Bounded and set of discontinuities is content zero $\implies$ Riemann integrable.

They knew back then exactly how to express this using the notion of content. We nowadays formulate this using "measure zero" since it is rather clumsy to state it using content.

Bounded and set of discontinuities is measure zero $\iff$ Riemann integrable.

This is usually called the Lebesgue criterion for Riemann integrability. It is, however, just a restatement of an earlier criterion due to Hankel (1870), Volterra (1875) and Ascoli (1881). Lebesgue gets credit only for restating it using his measure.

B. Jump continuous vs regulated

The OP uses "jump continuous" to refer to a function whose only discontinuities are jump discontinuities. Yeech!

That is not an interesting class of functions really, especially since there is a larger class of functions of considerable importance. This strange usage suggests that removable discontinuities are not allowed?

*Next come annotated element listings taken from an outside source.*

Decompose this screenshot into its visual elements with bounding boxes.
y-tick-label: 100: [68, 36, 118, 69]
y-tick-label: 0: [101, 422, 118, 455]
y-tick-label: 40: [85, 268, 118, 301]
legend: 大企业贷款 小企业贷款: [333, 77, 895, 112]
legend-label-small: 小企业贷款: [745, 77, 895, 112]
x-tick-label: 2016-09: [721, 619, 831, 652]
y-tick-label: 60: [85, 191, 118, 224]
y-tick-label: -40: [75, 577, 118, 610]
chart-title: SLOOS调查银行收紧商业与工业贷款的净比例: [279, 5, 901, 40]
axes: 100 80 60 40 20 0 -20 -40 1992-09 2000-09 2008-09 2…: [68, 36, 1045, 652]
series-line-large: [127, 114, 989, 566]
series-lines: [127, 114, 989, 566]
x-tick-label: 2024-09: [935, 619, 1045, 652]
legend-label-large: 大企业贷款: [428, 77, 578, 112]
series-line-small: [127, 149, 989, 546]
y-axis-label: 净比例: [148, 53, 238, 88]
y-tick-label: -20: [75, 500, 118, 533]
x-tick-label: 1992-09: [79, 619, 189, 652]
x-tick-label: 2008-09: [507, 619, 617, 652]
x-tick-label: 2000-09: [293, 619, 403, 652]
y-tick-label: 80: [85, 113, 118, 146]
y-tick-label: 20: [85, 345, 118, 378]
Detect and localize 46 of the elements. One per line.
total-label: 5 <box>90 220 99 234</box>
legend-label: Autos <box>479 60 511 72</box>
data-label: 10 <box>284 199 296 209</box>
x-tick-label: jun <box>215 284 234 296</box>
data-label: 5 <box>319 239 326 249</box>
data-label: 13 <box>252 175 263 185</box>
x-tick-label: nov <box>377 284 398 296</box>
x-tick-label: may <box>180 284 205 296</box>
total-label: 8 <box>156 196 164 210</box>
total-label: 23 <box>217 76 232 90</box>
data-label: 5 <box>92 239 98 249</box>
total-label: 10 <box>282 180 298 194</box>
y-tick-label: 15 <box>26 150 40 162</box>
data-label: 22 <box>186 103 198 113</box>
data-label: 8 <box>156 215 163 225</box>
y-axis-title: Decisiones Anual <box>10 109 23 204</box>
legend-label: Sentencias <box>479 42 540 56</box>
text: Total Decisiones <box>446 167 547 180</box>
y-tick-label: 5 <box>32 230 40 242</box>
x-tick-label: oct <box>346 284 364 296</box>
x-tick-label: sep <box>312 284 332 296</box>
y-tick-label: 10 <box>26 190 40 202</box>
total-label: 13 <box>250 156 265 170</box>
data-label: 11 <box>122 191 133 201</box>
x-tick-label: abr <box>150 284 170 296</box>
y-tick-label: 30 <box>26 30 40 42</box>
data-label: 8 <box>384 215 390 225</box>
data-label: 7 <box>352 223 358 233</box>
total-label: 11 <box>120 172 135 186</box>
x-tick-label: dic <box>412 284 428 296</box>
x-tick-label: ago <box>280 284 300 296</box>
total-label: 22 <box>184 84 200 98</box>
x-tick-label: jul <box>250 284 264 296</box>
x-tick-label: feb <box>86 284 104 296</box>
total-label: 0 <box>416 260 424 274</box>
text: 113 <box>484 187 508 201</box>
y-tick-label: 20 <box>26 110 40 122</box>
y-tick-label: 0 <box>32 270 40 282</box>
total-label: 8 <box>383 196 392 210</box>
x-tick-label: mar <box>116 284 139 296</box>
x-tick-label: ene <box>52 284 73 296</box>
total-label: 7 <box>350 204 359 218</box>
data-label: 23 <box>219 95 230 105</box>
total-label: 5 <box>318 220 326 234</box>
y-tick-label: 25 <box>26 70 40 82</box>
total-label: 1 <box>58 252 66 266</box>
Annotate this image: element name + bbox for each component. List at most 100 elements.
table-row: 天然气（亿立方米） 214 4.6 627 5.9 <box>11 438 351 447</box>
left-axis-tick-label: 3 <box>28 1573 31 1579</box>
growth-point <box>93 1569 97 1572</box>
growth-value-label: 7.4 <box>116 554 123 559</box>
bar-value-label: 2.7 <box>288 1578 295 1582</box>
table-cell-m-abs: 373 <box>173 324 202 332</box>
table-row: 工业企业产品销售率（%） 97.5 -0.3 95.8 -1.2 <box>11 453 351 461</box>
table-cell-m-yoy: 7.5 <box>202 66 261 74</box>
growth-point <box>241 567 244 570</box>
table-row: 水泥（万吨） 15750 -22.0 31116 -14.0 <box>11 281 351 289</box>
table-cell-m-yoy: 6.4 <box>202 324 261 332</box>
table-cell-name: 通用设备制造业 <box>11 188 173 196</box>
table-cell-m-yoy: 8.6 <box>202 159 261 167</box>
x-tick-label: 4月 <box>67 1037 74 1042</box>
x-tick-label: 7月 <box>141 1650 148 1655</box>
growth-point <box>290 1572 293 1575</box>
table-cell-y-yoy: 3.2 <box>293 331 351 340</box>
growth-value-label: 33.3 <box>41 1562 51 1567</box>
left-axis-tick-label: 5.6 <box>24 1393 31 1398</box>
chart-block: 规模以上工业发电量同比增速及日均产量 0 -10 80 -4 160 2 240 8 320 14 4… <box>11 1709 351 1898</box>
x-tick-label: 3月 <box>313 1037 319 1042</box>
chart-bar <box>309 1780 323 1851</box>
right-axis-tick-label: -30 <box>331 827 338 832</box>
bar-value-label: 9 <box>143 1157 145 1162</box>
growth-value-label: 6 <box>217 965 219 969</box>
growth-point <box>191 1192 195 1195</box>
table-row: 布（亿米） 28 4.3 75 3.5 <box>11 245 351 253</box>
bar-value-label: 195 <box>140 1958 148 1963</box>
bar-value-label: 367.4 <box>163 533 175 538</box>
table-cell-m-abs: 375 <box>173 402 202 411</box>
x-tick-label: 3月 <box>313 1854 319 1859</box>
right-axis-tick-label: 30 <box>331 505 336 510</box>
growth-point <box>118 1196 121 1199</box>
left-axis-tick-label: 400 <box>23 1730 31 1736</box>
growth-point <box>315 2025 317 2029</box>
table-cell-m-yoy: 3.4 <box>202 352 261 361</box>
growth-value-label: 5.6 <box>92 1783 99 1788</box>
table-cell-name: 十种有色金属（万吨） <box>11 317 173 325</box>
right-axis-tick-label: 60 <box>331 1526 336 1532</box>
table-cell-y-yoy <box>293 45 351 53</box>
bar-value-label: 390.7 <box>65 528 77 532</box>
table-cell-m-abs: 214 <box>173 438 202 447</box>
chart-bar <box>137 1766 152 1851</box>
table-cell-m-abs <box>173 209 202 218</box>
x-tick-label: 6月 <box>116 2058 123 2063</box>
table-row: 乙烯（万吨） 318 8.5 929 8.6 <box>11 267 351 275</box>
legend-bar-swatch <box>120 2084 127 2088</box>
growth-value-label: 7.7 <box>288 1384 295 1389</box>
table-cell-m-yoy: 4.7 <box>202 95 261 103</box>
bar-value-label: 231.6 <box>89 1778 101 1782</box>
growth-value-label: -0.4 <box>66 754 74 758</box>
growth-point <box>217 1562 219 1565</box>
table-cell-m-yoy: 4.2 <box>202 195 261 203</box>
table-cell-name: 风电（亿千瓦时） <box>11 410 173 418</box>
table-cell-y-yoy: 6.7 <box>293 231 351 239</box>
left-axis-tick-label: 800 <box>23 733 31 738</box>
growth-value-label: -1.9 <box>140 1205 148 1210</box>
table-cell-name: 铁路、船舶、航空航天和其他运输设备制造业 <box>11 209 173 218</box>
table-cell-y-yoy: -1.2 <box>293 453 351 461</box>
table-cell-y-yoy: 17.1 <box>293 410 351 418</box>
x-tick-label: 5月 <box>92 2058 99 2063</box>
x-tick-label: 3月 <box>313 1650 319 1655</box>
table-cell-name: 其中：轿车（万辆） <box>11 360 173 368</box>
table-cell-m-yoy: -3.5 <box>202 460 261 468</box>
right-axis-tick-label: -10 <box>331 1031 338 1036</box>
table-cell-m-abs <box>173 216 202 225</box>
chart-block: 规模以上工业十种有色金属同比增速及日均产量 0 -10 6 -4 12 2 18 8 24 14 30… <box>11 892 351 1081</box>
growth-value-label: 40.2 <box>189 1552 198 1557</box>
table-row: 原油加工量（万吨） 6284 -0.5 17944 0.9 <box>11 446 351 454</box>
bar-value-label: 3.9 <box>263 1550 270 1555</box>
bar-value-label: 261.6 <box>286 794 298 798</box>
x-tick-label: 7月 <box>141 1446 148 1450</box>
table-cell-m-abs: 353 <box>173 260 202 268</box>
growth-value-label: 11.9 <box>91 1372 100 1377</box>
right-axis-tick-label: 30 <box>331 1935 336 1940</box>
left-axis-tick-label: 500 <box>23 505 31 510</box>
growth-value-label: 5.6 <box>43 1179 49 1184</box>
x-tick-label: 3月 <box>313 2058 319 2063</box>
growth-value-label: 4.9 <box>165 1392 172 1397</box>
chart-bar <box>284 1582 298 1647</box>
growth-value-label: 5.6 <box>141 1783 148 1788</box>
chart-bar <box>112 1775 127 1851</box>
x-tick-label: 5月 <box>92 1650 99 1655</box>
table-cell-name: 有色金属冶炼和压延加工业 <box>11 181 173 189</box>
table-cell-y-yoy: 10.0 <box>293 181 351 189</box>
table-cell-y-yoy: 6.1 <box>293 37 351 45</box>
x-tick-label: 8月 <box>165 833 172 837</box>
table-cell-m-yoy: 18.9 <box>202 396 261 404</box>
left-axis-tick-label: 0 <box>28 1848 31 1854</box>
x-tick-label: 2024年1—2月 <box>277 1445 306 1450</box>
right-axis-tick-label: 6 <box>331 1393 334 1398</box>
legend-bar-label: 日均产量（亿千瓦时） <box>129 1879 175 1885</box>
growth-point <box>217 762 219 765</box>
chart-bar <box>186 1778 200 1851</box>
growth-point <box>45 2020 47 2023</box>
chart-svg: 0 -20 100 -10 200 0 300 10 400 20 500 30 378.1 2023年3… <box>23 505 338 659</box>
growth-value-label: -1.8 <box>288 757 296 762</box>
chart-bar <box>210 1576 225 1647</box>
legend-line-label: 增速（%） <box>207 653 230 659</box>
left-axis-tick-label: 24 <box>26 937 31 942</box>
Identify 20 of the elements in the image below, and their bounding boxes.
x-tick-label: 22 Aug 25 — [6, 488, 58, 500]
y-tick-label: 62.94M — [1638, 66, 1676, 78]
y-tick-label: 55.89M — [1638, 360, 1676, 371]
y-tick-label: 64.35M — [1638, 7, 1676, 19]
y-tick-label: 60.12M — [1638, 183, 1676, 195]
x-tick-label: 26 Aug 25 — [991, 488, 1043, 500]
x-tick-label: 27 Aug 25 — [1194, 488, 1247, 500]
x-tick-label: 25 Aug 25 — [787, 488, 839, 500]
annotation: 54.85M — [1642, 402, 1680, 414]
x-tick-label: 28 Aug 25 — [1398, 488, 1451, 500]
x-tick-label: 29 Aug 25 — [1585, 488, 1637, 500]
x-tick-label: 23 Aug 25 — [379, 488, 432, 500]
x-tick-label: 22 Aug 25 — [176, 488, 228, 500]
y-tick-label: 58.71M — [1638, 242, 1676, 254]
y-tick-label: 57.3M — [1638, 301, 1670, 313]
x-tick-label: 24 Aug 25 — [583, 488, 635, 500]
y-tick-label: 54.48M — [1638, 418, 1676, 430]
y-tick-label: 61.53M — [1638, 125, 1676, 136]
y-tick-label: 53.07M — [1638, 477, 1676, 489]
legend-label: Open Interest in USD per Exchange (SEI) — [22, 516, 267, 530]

Definition. A function is said to be regulated if it has one-sided limits at each point.

Properties:

  1. Every regulated function has only countably many discontinuities.
  2. All discontinuities are either removable or jump discontinuities.
  3. Step functions are regulated.
  4. A function is regulated if and only if it is the uniform limit of a sequence of step functions.
  5. All regulated functions are Riemann integrable.

C. Connections you ask?

A countable set of real numbers has measure zero. It need not have content zero. So regulated functions are Riemann integrable because all regulated functions are bounded and the set of discontinuities is countable and therefore has measure zero [not content zero please!].

Alternatively all regulated functions are uniform limits of step functions. But step functions are Riemann integrable and uniform limits of Riemann integrable functions are also Riemann integrable.